We told him: we want to go to Europe, and he said: fine. But he kidnapped us. He took us to a house with forty people staying there. That man wanted money from me and my friends. We told him: we don’t have money. We don’t have any people to send money. And he said: if you don’t have money I will kill you. So we told him: we don’t have money so kill us. I was there eight months. It was all Somalis, forty people. The Arab man said: this country is my country. Why did you leave your country?  I can do what I like with you, so give me $400. I said again I don’t have it, so what can I do, so if you want to kill me, kill me.

They brought us food in the morning. Not food, bread and water. Then they did not come again until evening. We did not have a place to go to the toilet, nowhere to shit, nothing, it was like a prison. This man had one phone. He said: call your family to send money. And they start beating you, so your family knows it is going badly. But I had no one, I did not have a number so I never called anyone. They beat me for a year and I never called anyone. They were always putting pressure on me. I did have one number and I called but they never sent money to me. So after I called I thought my life was ending and I would escape this room. So I told these people: my life is over. And then the conditions changed and we only got bread and water once a day. And I kept calling the woman and she found my mother and I talked to my mother. So mother went to the city to beg for money.   She begged and she was weeping, saying: my son is dying in Libya and she got a small amount and she sent it to me.

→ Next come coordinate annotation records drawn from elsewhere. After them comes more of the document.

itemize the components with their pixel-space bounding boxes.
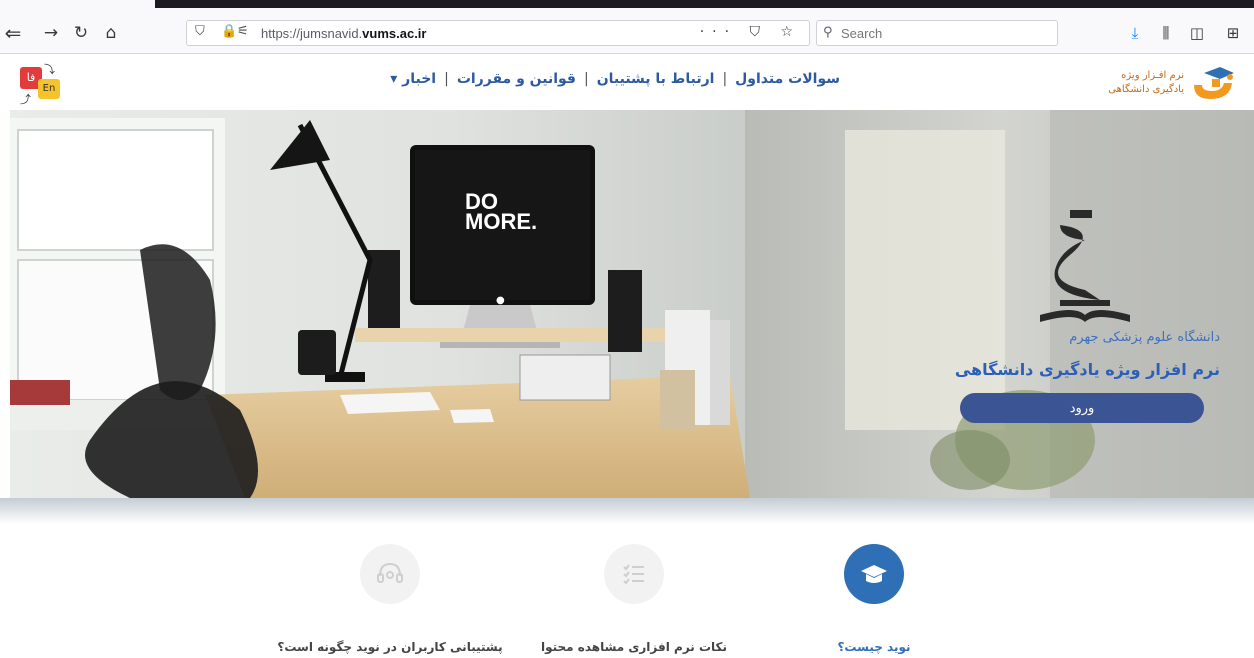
lang-en-badge[interactable]: En	[38, 79, 60, 99]
site-logo[interactable]: نرم افـزار ویژه یادگیری دانشگاهی	[1080, 61, 1240, 105]
hero-tagline: نرم افزار ویژه یادگیری دانشگاهی	[954, 360, 1220, 379]
graduation-cap-icon	[861, 565, 887, 583]
permissions-icon[interactable]: ⚟	[237, 24, 249, 39]
university-name: دانشگاه علوم پزشکی جهرم	[1069, 330, 1220, 345]
search-input[interactable]	[841, 24, 1041, 42]
feature-software-tips[interactable]: نکات نرم افزاری مشاهده محتوا	[514, 544, 754, 658]
library-icon[interactable]: ⫼	[1155, 22, 1177, 44]
browser-toolbar: ⇐ → ↻ ⌂ ⛉ 🔒 ⚟ https://jumsnavid.vums.ac.…	[0, 0, 1254, 54]
hero-shadow	[0, 498, 1254, 524]
download-icon[interactable]: ⤓	[1124, 22, 1146, 44]
main-nav: سوالات متداول | ارتباط با پشتیبان | قوانین و…	[390, 71, 840, 93]
nav-separator: |	[444, 71, 449, 87]
monitor-text: DO MORE.	[465, 189, 538, 234]
page-actions[interactable]: ··· ⛉ ☆	[700, 24, 801, 40]
feature-user-support[interactable]: پشتیبانی کاربران در نوید چگونه است؟	[270, 544, 510, 658]
forward-icon[interactable]: →	[40, 22, 62, 44]
checklist-icon	[623, 564, 644, 585]
reload-icon[interactable]: ↻	[70, 22, 92, 44]
home-icon[interactable]: ⌂	[100, 22, 122, 44]
back-icon[interactable]: ⇐	[2, 22, 24, 44]
feature-icon-circle[interactable]	[604, 544, 664, 604]
nav-separator: |	[583, 71, 589, 87]
swap-arrow-icon: ⤵	[44, 63, 55, 76]
headset-icon	[377, 562, 403, 583]
swap-arrow-icon: ⤴	[20, 93, 31, 106]
site-header: فا En ⤵ ⤴ سوالات متداول | ارتباط با پشتیبا…	[0, 55, 1254, 110]
feature-label[interactable]: نکات نرم افزاری مشاهده محتوا	[514, 640, 754, 654]
lock-warning-icon[interactable]: 🔒	[221, 24, 237, 39]
search-icon: ⚲	[823, 25, 833, 40]
shield-icon[interactable]: ⛉	[195, 24, 205, 39]
nav-rules[interactable]: قوانین و مقررات	[457, 71, 576, 87]
hero-banner: DO MORE. ●	[10, 110, 1254, 498]
nav-news-dropdown[interactable]: اخبار ▾	[390, 71, 436, 87]
extension-icon[interactable]: ⊞	[1222, 22, 1244, 44]
feature-label[interactable]: پشتیبانی کاربران در نوید چگونه است؟	[270, 640, 510, 654]
login-button[interactable]: ورود	[960, 393, 1204, 423]
hero-image	[10, 110, 1254, 498]
language-switch[interactable]: فا En ⤵ ⤴	[20, 61, 64, 106]
url-bar[interactable]: ⛉ 🔒 ⚟ https://jumsnavid.vums.ac.ir ··· ⛉…	[186, 20, 810, 46]
nav-separator: |	[722, 71, 728, 87]
tab-strip	[155, 0, 1254, 8]
url-text[interactable]: https://jumsnavid.vums.ac.ir	[261, 26, 426, 41]
feature-what-is-navid[interactable]: نوید چیست؟	[754, 544, 994, 658]
nav-faq[interactable]: سوالات متداول	[735, 71, 840, 87]
apple-logo-icon: ●	[496, 295, 505, 306]
navid-logo-icon	[1194, 67, 1234, 99]
search-field[interactable]: ⚲	[816, 20, 1058, 46]
feature-label[interactable]: نوید چیست؟	[754, 640, 994, 654]
nav-contact-support[interactable]: ارتباط با پشتیبان	[597, 71, 715, 87]
feature-icon-circle[interactable]	[360, 544, 420, 604]
feature-icon-circle[interactable]	[844, 544, 904, 604]
logo-text: نرم افـزار ویژه یادگیری دانشگاهی	[1108, 70, 1184, 95]
sidebar-icon[interactable]: ◫	[1186, 22, 1208, 44]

Then they threw me out, because they were worried I might die in Libya, because I was very sick. So they took me to the seaside, to some people with a boat. They said: we don’t want this dead boy in Libya. We don’t want this boy dying here. So they got me on a boat. The boat man called his boss saying: one Somali boy is going to die today or tomorrow. So the boss says: if he is going to die today or tomorrow, throw him on the boat. He can die at sea. So I stood on the boat for two days. There was no room to sit. There was no food, so I did not want to shit or pee. God is wonderful.

Two of those boys came to Europe. One ran away. He is in Libya we left him there because we lost touch.

It is two years since I left Jijiga. I spent one year in Libya and I have been eight months in Italy. I have seen many bad things since I was little. I would like to be a mechanical engineer, or a doctor. Then I can go and help people in Somalia.

Before I arrived here, I didn’t think I would stay in Italy. I didn’t want to stay. Now I am staying because I was sick. They took me to hospital and then I was put here, so now I am going to school and it is OK. I have peace here… but later…. I think all the time about how to help my family. Everything is not as it appears to you. I look OK but I am not. I have house, food, somewhere to sleep, but my family don’t have food to eat, but if I go to Switzerland or Germany I can send money. I can do something if I go to Germany. One of my friends is in Germany. They give him 300 euros and he goes to school and he can send money to his family. If someone is a refugee here, they only give a small amount. That is why I think about leaving.